В прихожей мы совсем растерялись. Это было что-то такое, чего мы никогда не видал у самых богатых соседей помещиков. Свет заливал всё, везде ковры, зеркала, всюду двери… Не знаешь, откуда пришёл, куда идти. Лакеи в башмаках и чулках, в ярких фраках с пуговицами, настоящие придворные кавалеры Людовика XIV, как их рисовали на картинках… Опять звонок, лакей что-то кричит наверх, и мы двигаемся тесною испуганною гурьбою, машинально прижимаясь поближе друг к дружке, по ярким коврам лестницы, мимо удивительных цветов, канделябров, зеркал, подавленные всем тем, что видели кругом. Наши казённые сапоги нам самим кажутся тяжёлыми, непристойными копытами в этом мире тишины и изящества.
Там, наверху, истинные чудеса! Глаза широко раскрыты на всё, раскрыт по сочувствию и рот, онемевший от изумления. Комнаты, высокие, как церковь, драгоценные люстры, картины в удивительных золотых рамах, цветы, статуи, никогда не виданная мебель, среди которой не знаешь, куда двинуться.
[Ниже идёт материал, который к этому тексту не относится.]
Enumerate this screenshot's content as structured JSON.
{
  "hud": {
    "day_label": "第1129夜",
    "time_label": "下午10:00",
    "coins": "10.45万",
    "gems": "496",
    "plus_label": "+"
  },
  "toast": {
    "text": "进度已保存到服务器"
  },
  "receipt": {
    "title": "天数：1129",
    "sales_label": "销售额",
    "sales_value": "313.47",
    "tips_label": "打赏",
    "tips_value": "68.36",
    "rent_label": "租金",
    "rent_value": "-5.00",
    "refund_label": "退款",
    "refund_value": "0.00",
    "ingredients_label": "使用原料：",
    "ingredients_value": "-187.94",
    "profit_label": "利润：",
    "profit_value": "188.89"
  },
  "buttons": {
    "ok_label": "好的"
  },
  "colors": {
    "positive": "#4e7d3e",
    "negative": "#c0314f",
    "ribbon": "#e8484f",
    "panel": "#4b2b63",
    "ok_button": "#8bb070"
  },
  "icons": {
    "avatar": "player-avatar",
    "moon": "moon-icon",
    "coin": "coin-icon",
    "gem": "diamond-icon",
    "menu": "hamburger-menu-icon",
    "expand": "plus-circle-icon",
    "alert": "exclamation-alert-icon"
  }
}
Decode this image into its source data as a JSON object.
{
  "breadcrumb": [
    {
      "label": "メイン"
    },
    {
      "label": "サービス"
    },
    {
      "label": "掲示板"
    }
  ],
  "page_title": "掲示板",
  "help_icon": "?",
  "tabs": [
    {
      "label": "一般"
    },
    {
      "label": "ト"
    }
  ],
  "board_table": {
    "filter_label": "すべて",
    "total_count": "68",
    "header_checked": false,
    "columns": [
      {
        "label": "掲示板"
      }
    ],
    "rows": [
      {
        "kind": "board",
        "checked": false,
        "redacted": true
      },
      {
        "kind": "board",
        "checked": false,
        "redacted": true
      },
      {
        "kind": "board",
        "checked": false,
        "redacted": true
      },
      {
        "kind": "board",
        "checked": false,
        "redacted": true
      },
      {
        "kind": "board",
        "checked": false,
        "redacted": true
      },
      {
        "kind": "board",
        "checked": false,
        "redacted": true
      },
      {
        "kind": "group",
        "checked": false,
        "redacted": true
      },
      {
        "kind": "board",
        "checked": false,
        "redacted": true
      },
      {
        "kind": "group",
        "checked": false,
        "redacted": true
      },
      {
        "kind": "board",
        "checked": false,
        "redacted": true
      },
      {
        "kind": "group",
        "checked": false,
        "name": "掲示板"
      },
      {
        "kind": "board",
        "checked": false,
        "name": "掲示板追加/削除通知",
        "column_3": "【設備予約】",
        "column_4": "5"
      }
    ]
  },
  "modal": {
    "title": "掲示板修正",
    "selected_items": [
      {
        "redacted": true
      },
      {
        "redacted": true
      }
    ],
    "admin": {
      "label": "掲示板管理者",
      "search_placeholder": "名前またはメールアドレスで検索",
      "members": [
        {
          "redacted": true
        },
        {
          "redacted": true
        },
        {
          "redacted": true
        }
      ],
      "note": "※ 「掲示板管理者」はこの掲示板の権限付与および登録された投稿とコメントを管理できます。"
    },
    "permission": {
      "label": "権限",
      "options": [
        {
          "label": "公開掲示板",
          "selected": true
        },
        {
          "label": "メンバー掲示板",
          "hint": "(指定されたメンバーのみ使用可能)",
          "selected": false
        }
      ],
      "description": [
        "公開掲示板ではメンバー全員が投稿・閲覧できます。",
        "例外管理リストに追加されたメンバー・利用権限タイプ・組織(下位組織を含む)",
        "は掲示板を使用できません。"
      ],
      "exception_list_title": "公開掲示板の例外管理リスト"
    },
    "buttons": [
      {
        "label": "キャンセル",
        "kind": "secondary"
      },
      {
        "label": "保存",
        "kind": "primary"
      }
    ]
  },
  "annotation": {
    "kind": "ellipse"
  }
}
Везде столики, диванчики, табуреточки, и на всяком столике бог знает какие редкости, глаза разбегаются… Вот если бы мне подарили этого серебряного коня с распущенною гривою и золотым всадником на хребте, что так красиво взвился на дыбы на тяжёлой мраморной дощечке… А Алёше бы вон тот прелестный ларчик из разноцветной мозаики с чёрными точёными ножками… Вот бы где краски наши прятать и письма маменькины, думается мне. Я вообще чувствую себя перенесённым в какую-то сказочную обстановку и жду всяких необычайностей, всяких невозможностей… Фантазия моя грезит наяву. Я бы совсем не удивился, если бы раздвинулась стена комнаты, где мы стояли, и за нею показались бы бесконечные колоннады с фонтанами и пальмами, как во дворце багдадского халифа из «Тысячи и одной ночи». Тут так естественно ожидать, что сквозь потолок спуститься на тебя мешок с золотом или корзина, переполненная небывалых плодов…
Чуть не целый час прождали мы одни в комнате. Троянский, знавший светские обычаи так же мало, как и мы сами, очевидно, привёл нас слишком рано. Лакеи приходили и при нас зажигали оставшиеся незажжёнными лампы и свечи. Я был в полном плену у своих фантастических мечтаний и нисколько не волновался долгим ожиданием. Но Алёша уже понимал требования приличия, и его слишком чувствительное самолюбие было совсем возмущено.
— Что же это вы нас на смех притащили сюда, Карл Карлович, чуть не за день вперёд? Ведь на нас лакеи смеются… Вот и стой теперь болваном два часа битых, неизвестно зачем, по милости вашей! — шипел он, весь разгорячённый, на сконфуженного Троянского.
Заглянула было к нам какая-то дама, сухая и строгая, остановилась в удивлении и сейчас же отплыла назад. Наконец послышались ровные и твёрдые шаги по коврам соседней комнаты, и к нам вышел сам князь, сиявший радушной улыбкой.